Broader Gemini Native Audio Rollout
Search upgrade is part of a broader update to Gemini 2.5 Flash Native Audio rolling out across Google’s ecosystem, like Gemini Live (in the Gemini App), Google AI Studio, and Vertex AI. Processing a spoken audio in real time and producing fluid spoken responses reduces the barriers to natural conversation, reducing friction in live interactions. Furthermore, going live with Search enables back-and-forth voice conversation in AI mode to get real-time help and find relevant sites across the web.
Google’s announcement didn’t say whether the model was a speech-to-speech model (as opposed to speech-to-text then text-to-speech), following Google’s October announcement of “Speech-to-Retrieval”. It is a neural network-based machine-learning model trained on large datasets of paired audio queries.

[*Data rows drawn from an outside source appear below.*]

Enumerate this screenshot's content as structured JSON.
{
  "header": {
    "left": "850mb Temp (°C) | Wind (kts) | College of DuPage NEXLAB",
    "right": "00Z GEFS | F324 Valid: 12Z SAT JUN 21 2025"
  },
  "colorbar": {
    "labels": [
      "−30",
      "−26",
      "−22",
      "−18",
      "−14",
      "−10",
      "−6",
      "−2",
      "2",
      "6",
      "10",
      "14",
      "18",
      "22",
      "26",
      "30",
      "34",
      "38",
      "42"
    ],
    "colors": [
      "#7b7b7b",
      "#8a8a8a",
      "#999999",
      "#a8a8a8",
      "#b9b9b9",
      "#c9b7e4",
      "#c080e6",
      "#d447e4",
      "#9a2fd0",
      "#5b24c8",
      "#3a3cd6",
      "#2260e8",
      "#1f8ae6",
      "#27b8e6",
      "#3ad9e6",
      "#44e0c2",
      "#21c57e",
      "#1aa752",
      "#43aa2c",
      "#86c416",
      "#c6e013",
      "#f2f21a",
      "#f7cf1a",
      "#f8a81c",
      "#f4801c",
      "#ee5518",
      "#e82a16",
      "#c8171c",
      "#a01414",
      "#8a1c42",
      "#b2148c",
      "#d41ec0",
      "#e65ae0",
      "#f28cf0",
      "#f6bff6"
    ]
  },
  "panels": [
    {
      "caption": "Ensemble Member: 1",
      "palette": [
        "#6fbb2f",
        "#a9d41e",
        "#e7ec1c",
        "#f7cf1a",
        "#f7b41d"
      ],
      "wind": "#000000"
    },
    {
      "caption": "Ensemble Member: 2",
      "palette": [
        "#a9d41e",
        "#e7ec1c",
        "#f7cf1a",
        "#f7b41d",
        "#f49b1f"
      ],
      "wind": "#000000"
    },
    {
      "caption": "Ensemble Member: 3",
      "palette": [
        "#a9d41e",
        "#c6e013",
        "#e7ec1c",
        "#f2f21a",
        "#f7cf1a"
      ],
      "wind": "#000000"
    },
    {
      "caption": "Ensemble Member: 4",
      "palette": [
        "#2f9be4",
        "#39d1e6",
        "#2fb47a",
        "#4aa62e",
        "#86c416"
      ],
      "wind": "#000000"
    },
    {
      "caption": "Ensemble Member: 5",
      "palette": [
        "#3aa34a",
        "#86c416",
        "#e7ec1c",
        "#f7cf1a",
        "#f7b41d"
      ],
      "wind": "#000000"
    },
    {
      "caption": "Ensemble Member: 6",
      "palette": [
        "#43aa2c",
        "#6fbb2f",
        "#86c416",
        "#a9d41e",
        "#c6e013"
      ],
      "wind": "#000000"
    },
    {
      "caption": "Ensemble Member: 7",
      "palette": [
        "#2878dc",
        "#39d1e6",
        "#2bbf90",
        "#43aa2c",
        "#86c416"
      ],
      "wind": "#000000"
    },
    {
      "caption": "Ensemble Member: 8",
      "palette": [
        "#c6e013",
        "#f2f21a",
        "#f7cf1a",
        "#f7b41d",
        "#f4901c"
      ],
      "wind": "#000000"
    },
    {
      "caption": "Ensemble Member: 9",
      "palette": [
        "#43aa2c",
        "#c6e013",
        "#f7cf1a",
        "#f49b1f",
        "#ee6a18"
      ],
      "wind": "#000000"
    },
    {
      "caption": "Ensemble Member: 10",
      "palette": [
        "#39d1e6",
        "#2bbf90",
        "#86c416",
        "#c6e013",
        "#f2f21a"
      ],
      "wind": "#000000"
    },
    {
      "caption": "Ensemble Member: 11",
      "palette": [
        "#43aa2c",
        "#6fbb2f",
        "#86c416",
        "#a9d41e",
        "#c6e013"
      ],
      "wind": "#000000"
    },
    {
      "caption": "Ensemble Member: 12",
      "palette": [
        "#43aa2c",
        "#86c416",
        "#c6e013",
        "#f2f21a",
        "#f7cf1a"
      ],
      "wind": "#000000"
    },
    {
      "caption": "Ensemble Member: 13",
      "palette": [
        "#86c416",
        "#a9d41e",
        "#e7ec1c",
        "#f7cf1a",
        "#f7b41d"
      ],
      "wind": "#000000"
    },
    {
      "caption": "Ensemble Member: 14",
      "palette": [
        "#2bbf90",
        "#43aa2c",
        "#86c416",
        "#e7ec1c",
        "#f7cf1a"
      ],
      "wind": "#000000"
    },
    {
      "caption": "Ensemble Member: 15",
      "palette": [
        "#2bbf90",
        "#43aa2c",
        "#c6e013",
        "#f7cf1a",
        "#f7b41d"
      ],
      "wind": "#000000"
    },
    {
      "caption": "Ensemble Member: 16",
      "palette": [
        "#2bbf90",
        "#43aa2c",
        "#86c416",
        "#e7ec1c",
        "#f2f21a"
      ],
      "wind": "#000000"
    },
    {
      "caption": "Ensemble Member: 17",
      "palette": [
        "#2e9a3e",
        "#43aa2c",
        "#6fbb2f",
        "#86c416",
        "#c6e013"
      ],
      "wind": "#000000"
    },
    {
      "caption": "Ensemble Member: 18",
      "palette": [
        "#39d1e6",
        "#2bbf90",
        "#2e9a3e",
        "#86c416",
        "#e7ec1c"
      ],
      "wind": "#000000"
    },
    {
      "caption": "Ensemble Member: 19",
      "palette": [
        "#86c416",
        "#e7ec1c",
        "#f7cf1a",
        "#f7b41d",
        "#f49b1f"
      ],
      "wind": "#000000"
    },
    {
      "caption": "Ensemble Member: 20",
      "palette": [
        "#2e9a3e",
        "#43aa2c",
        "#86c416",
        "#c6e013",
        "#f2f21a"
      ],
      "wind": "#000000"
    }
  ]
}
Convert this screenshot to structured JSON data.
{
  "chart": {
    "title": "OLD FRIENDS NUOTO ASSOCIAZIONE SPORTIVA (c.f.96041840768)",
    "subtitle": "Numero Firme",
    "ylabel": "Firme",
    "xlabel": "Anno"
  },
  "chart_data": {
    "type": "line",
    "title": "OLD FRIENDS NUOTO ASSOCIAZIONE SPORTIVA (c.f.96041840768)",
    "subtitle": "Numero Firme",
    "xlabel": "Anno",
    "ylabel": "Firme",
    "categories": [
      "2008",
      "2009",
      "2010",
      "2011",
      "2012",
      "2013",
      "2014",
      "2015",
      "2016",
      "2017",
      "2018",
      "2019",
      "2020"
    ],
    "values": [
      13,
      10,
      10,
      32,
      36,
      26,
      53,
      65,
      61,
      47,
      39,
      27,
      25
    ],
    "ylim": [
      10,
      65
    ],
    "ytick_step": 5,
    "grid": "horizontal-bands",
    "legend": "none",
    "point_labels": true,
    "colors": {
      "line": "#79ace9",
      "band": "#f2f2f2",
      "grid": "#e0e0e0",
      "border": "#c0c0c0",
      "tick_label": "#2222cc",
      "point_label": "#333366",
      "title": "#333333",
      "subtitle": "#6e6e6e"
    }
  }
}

The change shows Google's treatment of native audio as a core capability across consumer-facing products, enabling users to ask and receive information about the physical world around them in a natural manner that wasn’t previously possible.
Improvements for Voice-Based Systems
Building voice-based systems for developers and enterprises, Google says that the updated model improves reliability in several areas.
Google Search Live Gets a Gemini Audio Upgrade for Smoother Replies
Search Live is getting an upgrade with Gemini 2.5 native audio, delivering faster, more natural voice conversations and hands-free help in the Google app. Google is rolling out a new Gemini-powered audio upgrade to Search Live, turning voice queries into faster, more fluid, back-and-forth conversations. In an official announcement, the tech titan says the Gemini-powered feature is becoming available in the US on Android and iOS.
Rather than generating text first and converting it to speech, the model produces responses directly in audio, so replies are better paced and more consistent throughout a conversation. New feature running on Gemini 2.5 Flash Native Audio, Google’s update model is built specifically for live voice interactions.
Smooth Conversational Translation
Real-time communication is an integral part of both professional and personal lives. Speaking to people remotely across language barriers makes it difficult to truly connect by just relying on state-of-the-art translated captions, lacking personality and real-time responsiveness essential for fluid conversation. Introducing an innovative end-to-end speech-to-speech translation model enabling real-time translation in the original speaker’s voice with only a 2-second delay, bringing long-imagined technology into reality and making cross-language communication more natural.
Beyond search and voice agents, the introduction of native support for “live speech-to-speech translation.” Gemini translates spoken language in real-time, either by continuously translating ambient speech into a target language or by handling conversations between speakers of different languages in both directions. The system preserves vocal characteristics like speech rhythm and focus, supporting translation that sounds smoother and conversational.
Google is highlighting several capabilities that support the translation feature, which reduces setup friction and enables translation to occur passively during conversation rather than through manual controls. As a result, translation experience behaves like an actual person in the middle of translation between two people.
Voice Search Realizing Google’s Aspirations
Google is continuously iterating towards ideal voice search, which was originally inspired by science fiction voice interactions between humans and computers in the popular StarTrek television and movie series.